It started with a harmless joke, just a weird way to bond. Dropped an expletive here and there, I couldn’t risk being found out. I had spent so many years trying to hide what I could not explain, the love I have for this life and how I wanted to share it. Yes, I’d been comfortable before, but rarely ever this much, I couldn’t risk losing it again so I put it in a place even I couldn’t find.
I always figured that if I had, serendipity would play a role. Told myself that when the time had come, I’d be cautious and ever so careful. I knew better but I’m inquisitive and the drive to find out the answer guided me to the edge. As I stared over the cliff of normal, I waited just to be sure, and asked myself a simple question, what if it were all true? Ambiguity has always been a guiding principal of mine, and while I’ve attempted to conceal it, it’s my nature to find out solutions or to find every hiding place of what I’m trying to find.
I sat back and dropped bombs in the effort to conserve the walls that I had put up over the years. Someone had once asked me if I was purposely intense so that instead of jumping hurdles, the other person had to climb a mountain instead. Simple answer: No. I am intense. I love hard, plain and simple. I am also incredibly weird and have been told on numerous occasions that I am horrible, and I am…both. I am horrible at concealing once I feel, and it’s weird that I do at all. I am horrible at not being myself and it’s weird that I don’t care. I am horrible at not sharing and it’s weird since I’m a guy. I am horrible at being like everyone else and it’s just because I treasure being weird. I am not afraid of who I am, what I have to offer and certainly not afraid of what could happen.
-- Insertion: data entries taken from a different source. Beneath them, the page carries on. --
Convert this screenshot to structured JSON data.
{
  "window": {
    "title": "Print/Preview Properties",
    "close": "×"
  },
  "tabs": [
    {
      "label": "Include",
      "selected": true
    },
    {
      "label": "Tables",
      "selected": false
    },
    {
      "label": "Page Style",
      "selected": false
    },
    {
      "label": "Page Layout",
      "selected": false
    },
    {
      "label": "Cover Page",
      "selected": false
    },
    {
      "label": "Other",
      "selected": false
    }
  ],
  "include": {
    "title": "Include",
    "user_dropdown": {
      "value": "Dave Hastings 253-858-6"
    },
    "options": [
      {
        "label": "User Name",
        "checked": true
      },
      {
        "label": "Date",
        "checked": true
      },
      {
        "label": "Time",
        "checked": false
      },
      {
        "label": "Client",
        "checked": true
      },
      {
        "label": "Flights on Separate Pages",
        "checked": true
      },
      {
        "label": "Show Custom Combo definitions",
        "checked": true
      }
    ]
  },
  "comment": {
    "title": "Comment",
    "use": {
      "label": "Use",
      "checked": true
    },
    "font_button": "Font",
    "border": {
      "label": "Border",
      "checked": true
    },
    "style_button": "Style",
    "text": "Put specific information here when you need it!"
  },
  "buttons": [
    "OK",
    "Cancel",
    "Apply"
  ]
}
I am afraid of not finding out, of not living life to the fullest before 46.75. I am afraid of the act of nothing, the inability to do something because I am paralyzed by what it could all mean. I am afraid of being any less than I am now, and that’s horrible. What’s weird is how I look at the world. That I never have to worry about being less than I am now because I’m constantly thinking and translating the new materials I intake into the Joules that I need to keep building.
The story of creation as a concept applies to us all. Every moment of every day is an opportunity to create something amazing. To explore the inner depths of our own happiness. It’s alright that it’s scary, it is for everyone. We are constantly surrounded by so much darkness that it’s easy to get used to the cave we’ve hid ourselves in. We cannot fly so it’s fight or hide, although we can certainly try. We rob ourselves, cheat ourselves, rationalize and create valid reasons as to why not. It’s easier in the safety of the cave, but people are like plants in a way. They continuously require nourishment and always require some kind of sunlight. When all is said and done, a candle may light others candles but it will not keep them warm. I’d rather offer a lantern with lots of goose gas and keep the candles for dinner.
I am horrible, but I try to be shocking. I am weird, or maybe it’s just everyone else. I open doors, give my jacket and am alright with ovens from the Netherlands. I will throw you in the lake but then jump in to get you. I will not make breakfast in bed every day but may leave something in the oven anyways. I don’t believe in honeymoon periods but do believe periods do occur during honeymoons. If we are a reflection of our environment, then I am weird because I can see more colors than black and white. I am horribly ignorant to very little and oddly attentive to everything. I know I shouldn’t be telling stories but there are countless stories to tell already. The most fascinating part? You’ll never be absolutely certain what I’ll do next, but I promise you….HONK.
What started as what was needed evolved into more. It was never meant to be what was wanted, but it did. It is incredibly rare to find a person with whom you connect with on a metaphysical level, one that understands you without compromise or sacrifice (although at times it may require it). Just as rare, usually coincidence, but mostly harmonious, is when what we need becomes what we want. The growth in acknowledgement, understanding and acceptance that while it may have started as an exploratory mission, that what was discovered when we got there had far greater implications than anyone could have expected. That is beauty.